Für den Hauptteil von mineralölbasierten Gasmotorenöle (Gruppe I-III Öle) liefert die IR-Spektroskopie nach wie vor verlässliche Angaben zur Ölalterung und die nach DIN spezifizierten Grenzwerte sind anwendbar. Für einige Gruppe III-, und viele synthetische Gruppe IV- Gasmotorenöle, meist „low-ash“ Öle, kann die IR-Spektroskopie nach DIN keine verwendbaren Werte zur Öloxidation liefern. Diese temperaturstabileren Syntheseöle mit Ester-Komponenten erzeugen im IR-Spektrum einen markanten „Ester-Peak“, welcher den entstehenden „Oxidations-Peak“ bei Wellenzahl 1710 cm-1 deutlich überlagert. Hier erbringt eine Subtraktion in diesem Wellenlängenbereich keinen sinnvollen Oxidationswert. Selbst stark oxidierte Öle ergeben kein verwertbares Ergebnis, da nicht selten der „Oxidations-Peak“ bei 1710 cm-1 auf die "Schulter" des „Ester-Peaks“ fällt und Ursache für vermeintlich stark schwankende Oxidationswerte ist. So könnten bei spezifikationsgerechtem Vorgehen für Öle mit gleichem Oxidationsgrad Werte von 1 A/cm bis > 30 A/cm errechnet werden.

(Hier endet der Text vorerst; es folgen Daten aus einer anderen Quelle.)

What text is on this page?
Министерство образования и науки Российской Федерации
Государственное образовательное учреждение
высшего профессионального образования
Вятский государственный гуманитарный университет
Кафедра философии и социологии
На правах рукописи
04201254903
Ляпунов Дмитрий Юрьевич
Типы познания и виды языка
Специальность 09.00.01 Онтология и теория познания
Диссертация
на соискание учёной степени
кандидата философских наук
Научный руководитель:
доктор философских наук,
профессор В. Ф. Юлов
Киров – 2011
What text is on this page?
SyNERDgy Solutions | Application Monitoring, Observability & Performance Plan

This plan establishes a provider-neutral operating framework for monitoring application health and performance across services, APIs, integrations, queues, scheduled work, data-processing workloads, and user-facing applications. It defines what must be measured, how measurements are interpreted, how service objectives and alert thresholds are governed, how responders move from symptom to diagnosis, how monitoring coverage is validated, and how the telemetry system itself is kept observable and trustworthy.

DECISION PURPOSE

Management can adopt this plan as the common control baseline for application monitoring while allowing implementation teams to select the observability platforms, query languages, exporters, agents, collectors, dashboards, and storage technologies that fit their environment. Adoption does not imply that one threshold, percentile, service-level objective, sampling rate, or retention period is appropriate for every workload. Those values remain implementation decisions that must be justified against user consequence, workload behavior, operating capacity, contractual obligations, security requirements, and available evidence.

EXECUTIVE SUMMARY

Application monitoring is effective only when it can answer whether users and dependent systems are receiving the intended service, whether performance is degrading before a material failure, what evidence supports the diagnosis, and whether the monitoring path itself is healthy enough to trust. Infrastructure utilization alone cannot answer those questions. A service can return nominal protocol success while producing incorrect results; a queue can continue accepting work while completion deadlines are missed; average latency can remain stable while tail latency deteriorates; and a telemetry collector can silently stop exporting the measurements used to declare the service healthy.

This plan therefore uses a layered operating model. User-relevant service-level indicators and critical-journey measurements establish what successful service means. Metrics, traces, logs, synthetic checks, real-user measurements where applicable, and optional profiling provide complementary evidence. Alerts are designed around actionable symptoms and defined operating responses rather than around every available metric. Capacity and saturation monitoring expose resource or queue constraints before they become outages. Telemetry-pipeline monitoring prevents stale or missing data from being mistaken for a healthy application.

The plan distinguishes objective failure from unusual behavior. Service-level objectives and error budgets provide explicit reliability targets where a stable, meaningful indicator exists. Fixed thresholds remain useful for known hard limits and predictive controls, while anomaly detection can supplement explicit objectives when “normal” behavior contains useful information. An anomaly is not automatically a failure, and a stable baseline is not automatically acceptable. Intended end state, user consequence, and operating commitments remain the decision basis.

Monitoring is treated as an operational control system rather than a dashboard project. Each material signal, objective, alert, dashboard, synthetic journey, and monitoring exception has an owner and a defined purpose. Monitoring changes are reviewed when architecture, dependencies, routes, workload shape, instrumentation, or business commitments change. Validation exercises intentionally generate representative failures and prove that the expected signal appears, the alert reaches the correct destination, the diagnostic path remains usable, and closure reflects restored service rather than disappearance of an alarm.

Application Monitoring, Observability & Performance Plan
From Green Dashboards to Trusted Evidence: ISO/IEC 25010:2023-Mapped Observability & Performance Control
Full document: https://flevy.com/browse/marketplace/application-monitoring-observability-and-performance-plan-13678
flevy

Zeit für eine neue, einheitliche Regelung

Noch haben Motorhersteller und Versicherungsunternehmen die Ermittlung des Oxidationswertes mit der IR-Spektroskopie gemäß DIN 51453 spezifiziert und meist einen Grenzwert von 20 A/cm definiert. Für die Beurteilung von einigen modernen Ölen ist dies kontraproduktiv. Daher wäre es an der Zeit ein einheitliches Prüfverfahren für die Bestimmung der Oxidation zu definieren das auch für moderne Gasmotorenöle Geltung hat. Es sollte so festgelegt werden, dass es weltweit von jedem Labor für Gebrauchtölanalysen umgesetzt werden kann.

Bis es aber wirklich soweit ist, möchten wir von OELCHECK unseren Kunden versichern, dass wir uns bei der Beurteilung der Alterung moderner Motorenöle nicht nur auf Oxidationswerte, bestimmt nach der zum Teil nicht mehr anwendbaren DIN 51453, stützen. Stattdessen bewerten wir die Ölalterung aktuell und zuverlässig als Trendanalyse unter Einbeziehung mehrerer Analysenwerte und ihrem Zusammenspiel. Neben Motorentyp, Gasart und eingesetztem Motorenöl wird der Befund aus der IR-Spektroskopie durch Viskositäts-, AN-, BN- und ipH-Werte ergänzt. Bei der Beurteilung profitieren unsere Kunden von der großen Erfahrung unserer OELCHECK-Tribologen und unserer stets anwachsenden Datenbank. Somit kann man sich auf treffsichere Angaben zur Ölalterung im Laborbericht verlassen. Nichtsdestotrotz, eine einheitliche Neuregelung des Prüfverfahrens wäre notwendig.

 

P.S.: Nicht nur bei modernen Gasmotorenölen ist die Bestimmung der Oxidation durch die Subtraktion von Peaks bei einer speziellen Wellenzahl problematisch. Auch neue synthetische Getriebeöle, wie sie z.B. in Windkraftgetrieben zum Einsatz kommen, zeigen eine ähnlich problematische Oxidationsbestimmung, denn auch sie enthalten häufig synthetische Grundöle und Additive mit esterhaltigen Bestandteilen.